Burning

41 Bônus 6


Notas iniciais
Aqui está o bônus, espero que gostem... Boa Leitura!!

BÔNUS 6

Dorothea

O pontinho vermelho que indicava o local onde Taylor estava, piscava constantemente, enquanto eu tinha meus olhos fixos na tela.

Há quase três dias eu enviara Taylor atrás de Lorena na floresta, e desde então, não conseguia ficar muito tempo longe do rastreador. Algo me dizia que aquela garota ruiva não era ao todo confiável, algo me dizia que no fim, seu sentimentalismo venceria e ela desistiria do plano; e a essa altura,eu não admitiria falhas. Não com o meu plano quase pronto para ser colocado em prática.

Uma batida baixa na porta fez-me voltar a realidade e eu levantei da cadeira de escritório na qual estava sentada, para abri-la. Um dos guardas do reformatório me olhava cabisbaixo – como todos sempre faziam – quando o encontrei parado na soleira.

– O que foi? – perguntei em um tom demasiado rude.

– É... – ele gaguejou. – É aquela garota de novo. A Halle. Ela arrumou briga com um dos detentos especiais, e... Bom, está machucada.

Eu bufei. Aquela humanazinha inconveniente estava me dando nos nervos.

– Eles iriam desconfiar se eu acabasse com ela... – refleti. – Bom, só a prenda. Deixe a trancada por duas semanas! A alimente apenas uma vez por dia, vamos ver se ela aprende a lição agora! – ele assentiu e se retirou, deixando-me sozinha novamente com o rastreador.

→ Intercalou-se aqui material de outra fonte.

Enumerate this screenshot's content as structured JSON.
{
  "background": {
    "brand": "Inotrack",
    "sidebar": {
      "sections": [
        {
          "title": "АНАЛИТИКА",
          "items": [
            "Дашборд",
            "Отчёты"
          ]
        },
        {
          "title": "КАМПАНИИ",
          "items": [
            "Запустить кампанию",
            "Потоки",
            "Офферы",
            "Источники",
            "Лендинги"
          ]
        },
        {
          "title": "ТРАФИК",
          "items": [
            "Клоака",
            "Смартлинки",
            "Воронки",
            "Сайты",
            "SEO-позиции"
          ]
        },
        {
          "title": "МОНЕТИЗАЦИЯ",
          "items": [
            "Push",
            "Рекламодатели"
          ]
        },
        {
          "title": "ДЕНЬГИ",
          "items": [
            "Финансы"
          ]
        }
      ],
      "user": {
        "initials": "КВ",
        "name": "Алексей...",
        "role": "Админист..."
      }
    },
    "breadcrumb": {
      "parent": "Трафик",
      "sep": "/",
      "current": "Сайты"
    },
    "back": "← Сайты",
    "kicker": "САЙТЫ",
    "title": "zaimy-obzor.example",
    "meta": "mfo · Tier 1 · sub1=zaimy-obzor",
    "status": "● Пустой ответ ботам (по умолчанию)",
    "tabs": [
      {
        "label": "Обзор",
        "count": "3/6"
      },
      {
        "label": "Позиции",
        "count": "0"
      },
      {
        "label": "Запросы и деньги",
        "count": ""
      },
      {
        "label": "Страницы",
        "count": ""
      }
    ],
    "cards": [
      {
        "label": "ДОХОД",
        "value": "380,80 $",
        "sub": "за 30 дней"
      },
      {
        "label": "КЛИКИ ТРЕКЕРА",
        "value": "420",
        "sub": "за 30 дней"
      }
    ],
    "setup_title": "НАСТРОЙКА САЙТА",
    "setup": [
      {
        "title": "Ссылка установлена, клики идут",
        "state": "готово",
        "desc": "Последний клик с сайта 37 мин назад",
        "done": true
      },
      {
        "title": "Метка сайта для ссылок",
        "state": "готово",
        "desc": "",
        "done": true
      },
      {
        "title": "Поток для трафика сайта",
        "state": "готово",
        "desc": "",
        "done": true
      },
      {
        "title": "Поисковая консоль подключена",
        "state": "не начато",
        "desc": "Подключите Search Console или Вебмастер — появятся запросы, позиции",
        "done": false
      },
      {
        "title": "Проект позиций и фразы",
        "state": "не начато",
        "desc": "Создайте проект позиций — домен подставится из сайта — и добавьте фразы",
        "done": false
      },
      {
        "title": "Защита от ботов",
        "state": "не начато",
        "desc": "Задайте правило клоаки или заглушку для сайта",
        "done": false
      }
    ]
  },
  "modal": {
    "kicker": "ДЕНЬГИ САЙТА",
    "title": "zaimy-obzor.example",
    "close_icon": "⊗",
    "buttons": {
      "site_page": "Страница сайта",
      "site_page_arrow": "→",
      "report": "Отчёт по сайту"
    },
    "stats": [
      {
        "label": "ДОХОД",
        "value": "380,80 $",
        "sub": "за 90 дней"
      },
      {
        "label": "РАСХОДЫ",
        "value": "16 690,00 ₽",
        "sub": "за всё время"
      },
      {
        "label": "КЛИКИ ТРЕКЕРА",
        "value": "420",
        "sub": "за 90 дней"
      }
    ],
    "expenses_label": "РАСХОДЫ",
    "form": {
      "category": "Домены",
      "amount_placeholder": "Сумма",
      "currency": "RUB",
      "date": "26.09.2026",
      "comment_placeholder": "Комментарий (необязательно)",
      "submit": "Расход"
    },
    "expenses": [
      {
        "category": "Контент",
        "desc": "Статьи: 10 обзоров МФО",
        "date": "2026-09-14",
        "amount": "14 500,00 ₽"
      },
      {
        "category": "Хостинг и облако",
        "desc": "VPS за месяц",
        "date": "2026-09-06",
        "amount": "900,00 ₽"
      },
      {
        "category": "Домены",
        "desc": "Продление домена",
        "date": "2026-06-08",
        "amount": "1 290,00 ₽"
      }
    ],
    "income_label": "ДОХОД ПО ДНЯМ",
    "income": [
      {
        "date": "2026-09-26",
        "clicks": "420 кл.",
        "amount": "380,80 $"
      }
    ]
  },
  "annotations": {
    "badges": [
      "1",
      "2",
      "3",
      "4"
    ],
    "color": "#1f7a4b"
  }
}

Se não fosse pelo disfarce, eu nunca aceitaria pessoas comuns aqui no reformatório, mas é claro que seria suspeito um reformatório recusar delinqüentes. E por isso, agora tenho que agüentar esses marginais humanos nojentos, que acham que são alguma coisa. Argh! Eles me davam nos nervos.

Voltei a me sentar na cadeira e fitar o pontinho vermelho que, agora estava parado. Franzi o cenho para o monitor. Ela nunca parava durante o dia. Então, antes que eu pudesse averiguar melhor a situação, o pontinho se moveu de novo, no mesmo instante em que o aparelho celular – que eu deixava sempre por perto para o caso de Taylor ligar – vibrou em meu colo. Um sorriso satisfeito brotou em meu rosto e eu atendi.

– Taylor? – disse, já sabendo que era ela.

– Eu a encontrei, Dorothea. – disse a voz da garota. – Acabei de vê-la.

– Ela está no meio da floresta? – perguntei, pois de acordo com o mapa, o lugar onde Taylor estava era cercado por árvores e arbustos, assim como todo o caminho que ela fez para chegar lá.

– Não exatamente, e isso é estranho. – desabafou. – A uma construção enorme aqui, como uma comunidade no meio da mata! Há um portão de ferro gigante com uma placa escrita... Academia de Não-Humanos. – sua voz era recheada de curiosidade. – Ela está lá dentro, eu a vi.

– Academia de Não- Humanos? – perguntei. Eu já ouvira falar sobre esse lugar antes.

Foi então que me lembrei de um homem. Um homem que eu conhecera há alguns anos, quando eu descobri o que podia fazer. Ele havia me convidado para entrar nessa tal de Academia de Não-Humanos eu recusara quando ele me explicara como tudo funcionava.

Jerry Bennet! – exclamei. Era ele o cara que queria me convencer a desistir de me vingar das criaturas repulsivas que me fizeram mal, ele queria que eu desistisse de tentar comandar a todos com meu dom e foi por isso que eu o descartei, eu o feri o suficiente para que morresse...mas ele estava vivo? Eu não tinha como saber agora, mas se por acaso ele estivesse, não seria por muito tempo.

– Algum problema? – perguntou a garota do outro lado da linha.

– Não.

– Bom, nós temos que conversar agora. Quero Jordan de volta. Quero que nos liberte. – disse ela, provavelmente pensando que estava no comando.

Coitadinha! – pensei. Mal sabia ela que seu querido irmãozinho, há tempos, estava brincando juntos com os anjinhos lá no céu. Reprimi uma risada.

– Volte e terá seu irmão de volta. E então, ambos serão livres para serem felizes em um raio de mil quilômetros daqui. – menti descaradamente.

– Ótimo! – falou ela, acreditando fielmente no meu blefe. – Esta foi a melhor idéia que escutei na minha vida. – e então desligou o telefone.

– Perfeito! – exclamei. – Agora, eu vou atrás de Lorena, trago-a de volta e quando Taylor voltar, eu a prendo novamente. E então, — suspirei. — o mundo vai ficar pequeno para tanto poder.